Adjusting for population differences, Italy ranks mid-table in AI use-related searches (313.2 per 100,000 inhabitants in 2024, compared with 786.2 for the US, the clear leader, and 12.5 for Spain, at the bottom). Yet Italy tops the chart for searches for free AI applications, far surpassing Germany and leaving all other countries behind. There is nothing wrong, of course, with Italians’ efforts to save money, at least when done legally. What is worrying, however, is another finding: when it comes to searches about AI education and training, Italy ranks last, while the US and Spain lead the group.

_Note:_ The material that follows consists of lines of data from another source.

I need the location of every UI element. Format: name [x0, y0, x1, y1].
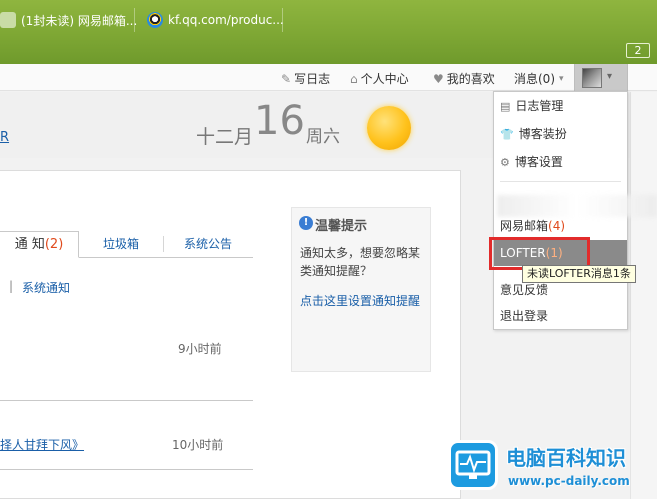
menu-item-blog-dress[interactable]: 👕 博客装扮 [494, 121, 627, 147]
shirt-icon: 👕 [500, 128, 514, 141]
browser-tab-qq[interactable]: kf.qq.com/produc... [147, 10, 284, 30]
write-diary-label: 写日志 [294, 72, 331, 86]
chevron-down-icon: ▾ [559, 73, 564, 84]
tab-spam-label: 垃圾箱 [102, 237, 139, 251]
personal-center-link[interactable]: ⌂ 个人中心 [350, 70, 409, 87]
date-month: 十二月 [196, 126, 254, 148]
monitor-logo-icon [448, 440, 498, 490]
messages-label: 消息(0) [514, 72, 555, 86]
system-notify-filter[interactable]: 系统通知 [22, 279, 70, 296]
user-menu-toggle[interactable]: ▾ [574, 64, 628, 91]
menu-item-label: 日志管理 [515, 99, 564, 113]
edit-icon: ✎ [281, 71, 292, 86]
watermark-url: www.pc-daily.com [508, 474, 630, 488]
write-diary-link[interactable]: ✎ 写日志 [281, 70, 330, 87]
menu-divider [500, 181, 621, 182]
mail-count: (4) [548, 219, 566, 233]
divider [0, 400, 253, 401]
personal-center-label: 个人中心 [360, 72, 409, 86]
weather-sun-icon [367, 106, 411, 150]
lofter-tooltip: 未读LOFTER消息1条 [522, 265, 636, 283]
heart-icon: ♥ [433, 71, 444, 86]
blog-top-nav: ✎ 写日志 ⌂ 个人中心 ♥ 我的喜欢 消息(0) ▾ [0, 64, 657, 91]
tab-count-badge[interactable]: 2 [626, 43, 650, 58]
divider [0, 469, 253, 470]
filter-divider: | [9, 279, 14, 293]
tab-spam[interactable]: 垃圾箱 [79, 231, 163, 258]
browser-tab-mail[interactable]: (1封未读) 网易邮箱... [0, 10, 137, 30]
blurred-strip [497, 195, 657, 217]
message-link[interactable]: 择人甘拜下风》 [0, 436, 84, 453]
avatar [582, 68, 602, 88]
tip-box: ! 温馨提示 通知太多，想要忽略某类通知提醒？ 点击这里设置通知提醒 [291, 207, 431, 372]
menu-item-logout[interactable]: 退出登录 [494, 303, 627, 329]
menu-item-diary-manage[interactable]: ▤ 日志管理 [494, 93, 627, 119]
gear-icon: ⚙ [500, 156, 510, 169]
tab-announcements[interactable]: 系统公告 [163, 231, 253, 258]
menu-item-label: 网易邮箱 [500, 219, 549, 233]
tab-divider [282, 8, 283, 32]
right-column [630, 92, 657, 499]
message-time: 9小时前 [178, 342, 222, 356]
chevron-down-icon: ▾ [607, 71, 613, 82]
notification-tabs: 通 知(2) 垃圾箱 系统公告 [0, 231, 253, 258]
watermark-logo: 电脑百科知识 www.pc-daily.com [440, 440, 657, 499]
menu-item-label: 退出登录 [500, 309, 549, 323]
tip-title: 温馨提示 [315, 219, 368, 234]
home-icon: ⌂ [350, 71, 358, 86]
tab-announcements-label: 系统公告 [183, 237, 232, 251]
menu-item-label: 意见反馈 [500, 283, 549, 297]
mail-favicon-icon [0, 12, 16, 28]
tab-notify[interactable]: 通 知(2) [0, 231, 79, 258]
header-link[interactable]: R [0, 130, 9, 145]
my-likes-link[interactable]: ♥ 我的喜欢 [433, 70, 495, 87]
menu-item-label: 博客设置 [514, 155, 563, 169]
date-day: 16 [254, 98, 305, 144]
tip-settings-link[interactable]: 点击这里设置通知提醒 [300, 292, 420, 309]
menu-item-label: 博客装扮 [518, 127, 567, 141]
qq-favicon-icon [147, 12, 163, 28]
tip-body: 通知太多，想要忽略某类通知提醒？ [300, 246, 421, 278]
document-icon: ▤ [500, 100, 511, 113]
my-likes-label: 我的喜欢 [446, 72, 495, 86]
menu-item-blog-settings[interactable]: ⚙ 博客设置 [494, 149, 627, 175]
message-time: 10小时前 [172, 438, 224, 452]
tab-notify-label: 通 知 [14, 237, 45, 252]
watermark-name: 电脑百科知识 [506, 446, 626, 470]
date-weekday: 周六 [306, 127, 340, 147]
messages-link[interactable]: 消息(0) ▾ [514, 70, 567, 87]
browser-tab-label: (1封未读) 网易邮箱... [21, 13, 138, 28]
browser-tab-label: kf.qq.com/produc... [168, 13, 284, 27]
pulse-icon [455, 450, 491, 479]
tab-divider [134, 8, 135, 32]
info-icon: ! [299, 216, 313, 230]
tab-notify-count: (2) [44, 237, 64, 252]
browser-tab-bar: (1封未读) 网易邮箱... kf.qq.com/produc... 2 [0, 0, 657, 64]
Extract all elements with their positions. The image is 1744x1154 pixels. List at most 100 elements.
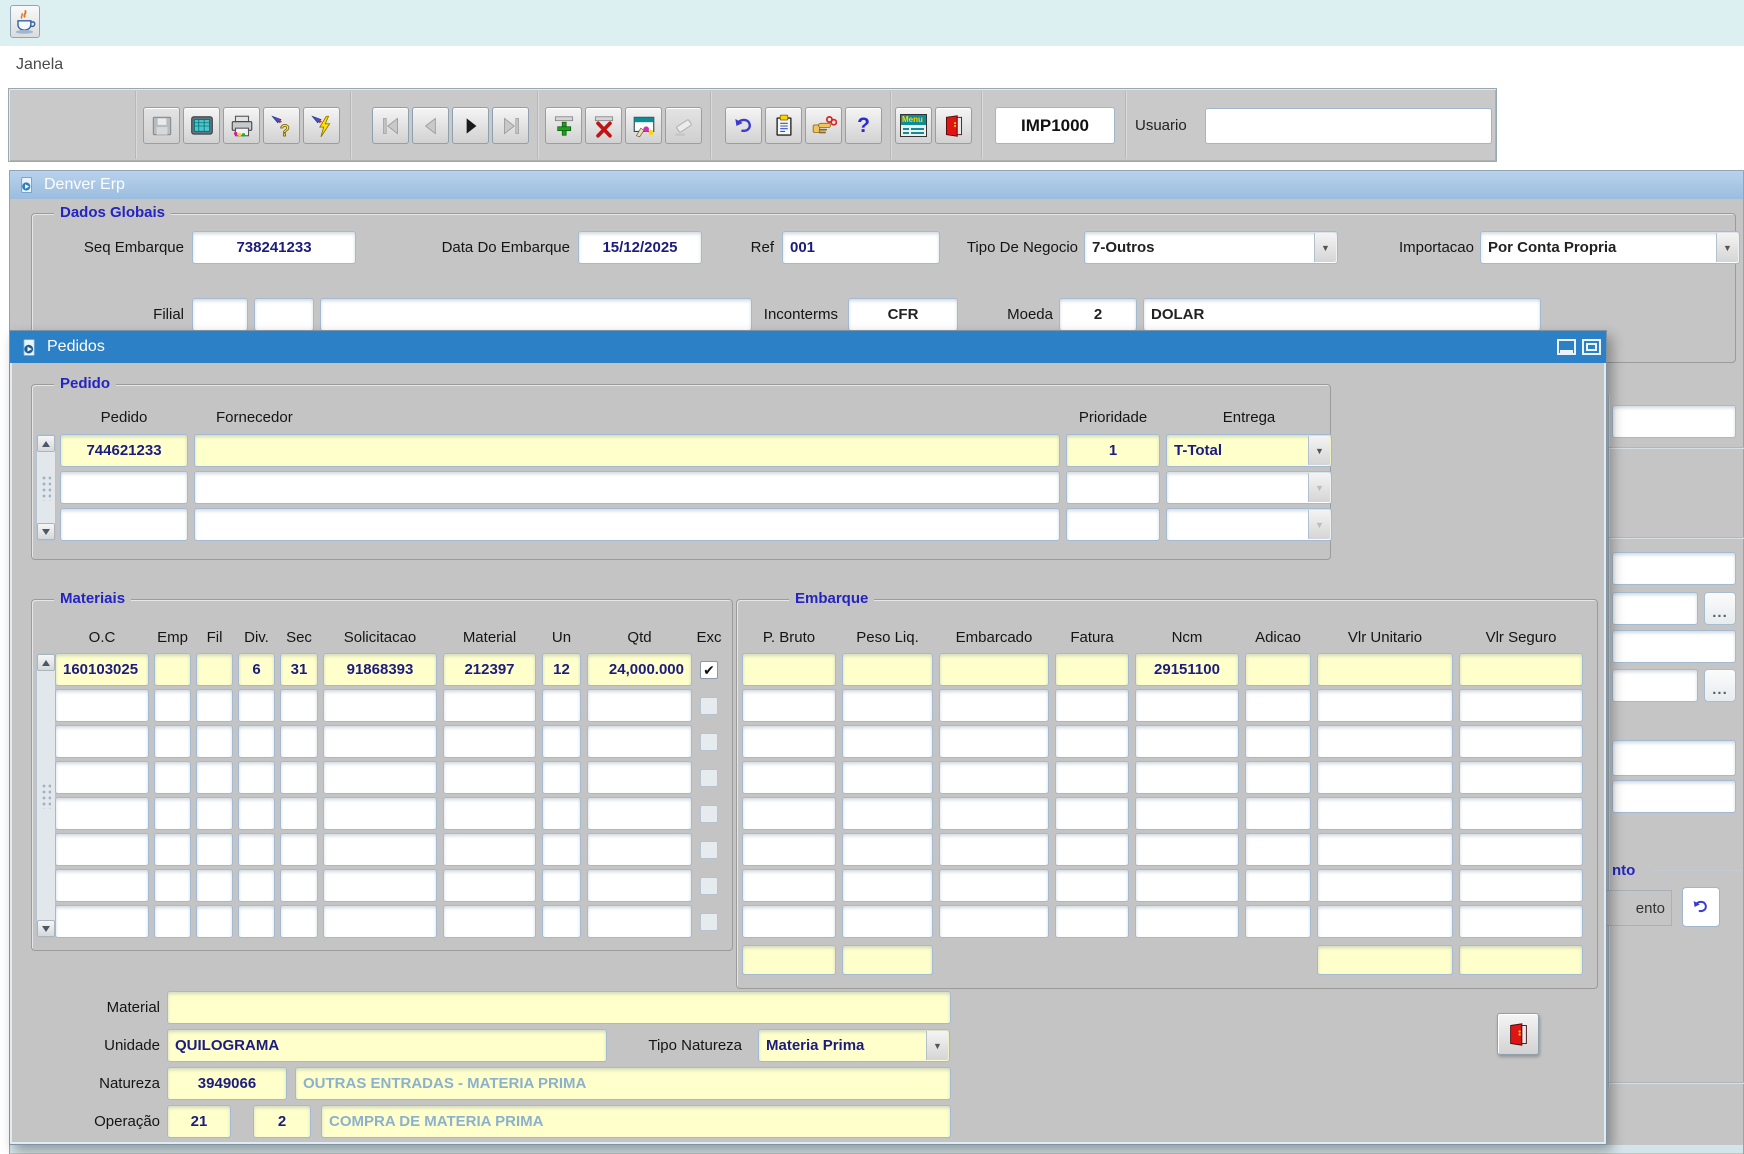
prioridade-cell[interactable] <box>1066 471 1160 504</box>
exit-button[interactable] <box>935 107 972 144</box>
background-field[interactable] <box>1612 552 1736 585</box>
oc-cell[interactable] <box>55 869 149 902</box>
vlr-seguro-total-field[interactable] <box>1459 945 1583 975</box>
entrega-select[interactable] <box>1166 508 1332 541</box>
div-cell[interactable] <box>238 725 275 758</box>
sec-cell[interactable] <box>280 689 318 722</box>
qtd-cell[interactable] <box>587 905 692 938</box>
p-bruto-total-field[interactable] <box>742 945 836 975</box>
vlr-unitario-cell[interactable] <box>1317 833 1453 866</box>
p-bruto-cell[interactable] <box>742 833 836 866</box>
qtd-cell[interactable] <box>587 797 692 830</box>
un-cell[interactable] <box>542 797 581 830</box>
ncm-cell[interactable] <box>1135 869 1239 902</box>
fornecedor-cell[interactable] <box>194 434 1060 467</box>
div-cell[interactable] <box>238 833 275 866</box>
emp-cell[interactable] <box>154 689 191 722</box>
adicao-cell[interactable] <box>1245 905 1311 938</box>
p-bruto-cell[interactable] <box>742 761 836 794</box>
vlr-seguro-cell[interactable] <box>1459 797 1583 830</box>
vlr-unitario-cell[interactable] <box>1317 725 1453 758</box>
div-cell[interactable] <box>238 797 275 830</box>
material-cell[interactable] <box>443 869 536 902</box>
material-cell[interactable] <box>443 725 536 758</box>
seq-embarque-field[interactable]: 738241233 <box>192 231 356 264</box>
peso-liq-cell[interactable] <box>842 905 933 938</box>
natureza-desc-field[interactable]: OUTRAS ENTRADAS - MATERIA PRIMA <box>295 1067 951 1100</box>
fatura-cell[interactable] <box>1055 689 1129 722</box>
ref-field[interactable]: 001 <box>782 231 940 264</box>
vlr-seguro-cell[interactable] <box>1459 689 1583 722</box>
adicao-cell[interactable] <box>1245 833 1311 866</box>
qtd-cell[interactable] <box>587 761 692 794</box>
exc-checkbox[interactable] <box>700 841 718 859</box>
vlr-unitario-cell[interactable] <box>1317 653 1453 686</box>
un-cell[interactable] <box>542 725 581 758</box>
maximize-button[interactable] <box>1582 339 1601 355</box>
emp-cell[interactable] <box>154 833 191 866</box>
oc-cell[interactable] <box>55 905 149 938</box>
embarcado-cell[interactable] <box>939 761 1049 794</box>
ncm-cell[interactable] <box>1135 833 1239 866</box>
commit-button[interactable] <box>805 107 842 144</box>
div-cell[interactable] <box>238 905 275 938</box>
vlr-unitario-cell[interactable] <box>1317 761 1453 794</box>
fil-cell[interactable] <box>196 689 233 722</box>
background-field[interactable] <box>1612 780 1736 813</box>
fil-cell[interactable] <box>196 725 233 758</box>
p-bruto-cell[interactable] <box>742 725 836 758</box>
exc-checkbox[interactable] <box>700 769 718 787</box>
div-cell[interactable] <box>238 689 275 722</box>
dialog-titlebar[interactable]: Pedidos <box>10 331 1606 363</box>
div-cell[interactable] <box>238 761 275 794</box>
adicao-cell[interactable] <box>1245 653 1311 686</box>
solicitacao-cell[interactable] <box>323 869 437 902</box>
operacao-code1-field[interactable]: 21 <box>167 1105 231 1138</box>
peso-liq-cell[interactable] <box>842 797 933 830</box>
ncm-cell[interactable] <box>1135 797 1239 830</box>
oc-cell[interactable] <box>55 833 149 866</box>
peso-liq-total-field[interactable] <box>842 945 933 975</box>
data-do-embarque-field[interactable]: 15/12/2025 <box>578 231 702 264</box>
chevron-down-icon[interactable] <box>1314 233 1336 262</box>
emp-cell[interactable] <box>154 725 191 758</box>
previous-record-button[interactable] <box>412 107 449 144</box>
filial-field-1[interactable] <box>192 298 248 331</box>
solicitacao-cell[interactable] <box>323 725 437 758</box>
solicitacao-cell[interactable] <box>323 689 437 722</box>
ncm-cell[interactable] <box>1135 905 1239 938</box>
embarcado-cell[interactable] <box>939 689 1049 722</box>
minimize-button[interactable] <box>1557 339 1576 355</box>
sec-cell[interactable] <box>280 905 318 938</box>
pedido-cell[interactable] <box>60 471 188 504</box>
fil-cell[interactable] <box>196 905 233 938</box>
fatura-cell[interactable] <box>1055 653 1129 686</box>
fatura-cell[interactable] <box>1055 905 1129 938</box>
vlr-unitario-total-field[interactable] <box>1317 945 1453 975</box>
emp-cell[interactable] <box>154 869 191 902</box>
oc-cell[interactable] <box>55 797 149 830</box>
ellipsis-button[interactable] <box>1704 669 1736 702</box>
moeda-name-field[interactable]: DOLAR <box>1143 298 1541 331</box>
chevron-down-icon[interactable] <box>1308 436 1330 465</box>
vlr-seguro-cell[interactable] <box>1459 725 1583 758</box>
ncm-cell[interactable]: 29151100 <box>1135 653 1239 686</box>
vlr-seguro-cell[interactable] <box>1459 833 1583 866</box>
exc-checkbox[interactable] <box>700 661 718 679</box>
edit-window-button[interactable] <box>625 107 662 144</box>
qtd-cell[interactable]: 24,000.000 <box>587 653 692 686</box>
adicao-cell[interactable] <box>1245 725 1311 758</box>
solicitacao-cell[interactable]: 91868393 <box>323 653 437 686</box>
entrega-select[interactable]: T-Total <box>1166 434 1332 467</box>
p-bruto-cell[interactable] <box>742 653 836 686</box>
oc-cell[interactable] <box>55 689 149 722</box>
embarcado-cell[interactable] <box>939 833 1049 866</box>
oc-cell[interactable]: 160103025 <box>55 653 149 686</box>
peso-liq-cell[interactable] <box>842 869 933 902</box>
fatura-cell[interactable] <box>1055 797 1129 830</box>
unidade-field[interactable]: QUILOGRAMA <box>167 1029 607 1062</box>
first-record-button[interactable] <box>372 107 409 144</box>
fil-cell[interactable] <box>196 797 233 830</box>
material-cell[interactable]: 212397 <box>443 653 536 686</box>
enter-query-button[interactable]: ? <box>263 107 300 144</box>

This aligns all too well with Italy’s still-low level of basic digital skills: according to the most recent EU statistics (unfortunately from 2023), only 45.8% of Italians possess them, compared with an EU average of 55.6%. It is no coincidence that Spain, at 66.2%, ranks seventh, above all other major EU countries and even Estonia, often cited as a flagship example of digital transformation in Europe. Nor is it by chance that Spain has a far higher proportion of university graduates or that its economy, according to this year's forecasts, is set to grow almost six times faster than Italy’s (+2.8% vs. +0.5%).
Not that Italy has done nothing: I-Com recorded 1,143 AI-related university offerings for the 2025/26 academic year, including individual courses, full degree programs, master’s, and PhDs. Still far short of what’s needed, but, as entrepreneur and early AI educator Armando Sternieri remarked during the report’s presentation, “you can’t make a wedding without flour.” Without a serious reform of academic recruitment and with PNRR funds drying up, Italy risks sliding backward instead of making a real leap forward. But everyone must do their part.
In a recent survey by I-Com and Confindustria’s Small Industry division, 87% of companies already using AI said they viewed its effects as very positive or at least positive, 13% saw no impact, and none reported negative results. Yet only 12% had initiated training programs, though 62% said they planned to. Similar patterns emerge regarding digital infrastructure: while I-Com expects Italy to meet upcoming European targets, one question remains, will Italians actually use these new resources? And will they only do so if telecom operators offer them at rock-bottom prices?
No one disputes Italians’ desire to save, especially in the face of stagnant or shrinking real wages. But when it comes to Italy’s future, the vicious circle we are in is deeply worrying. In trying to cope with a present marked by economic frustration, we are effectively choosing not to invest in a better tomorrow. It is like sawing off the brittle branch on which we sit, instead of nurturing the tree. After the temporary high provided by PNRR funds, which made us forget about these structural constraints, the awakening may prove bitter indeed. That is why we must wake quickly from a dream that risks turning into a nightmare and confront our challenges decisively. Because, however much the Internet has accustomed us to finding what we want for free, or at least without paying in money, we should all, especially those who govern us, realize that the digital revolution is not a free lunch.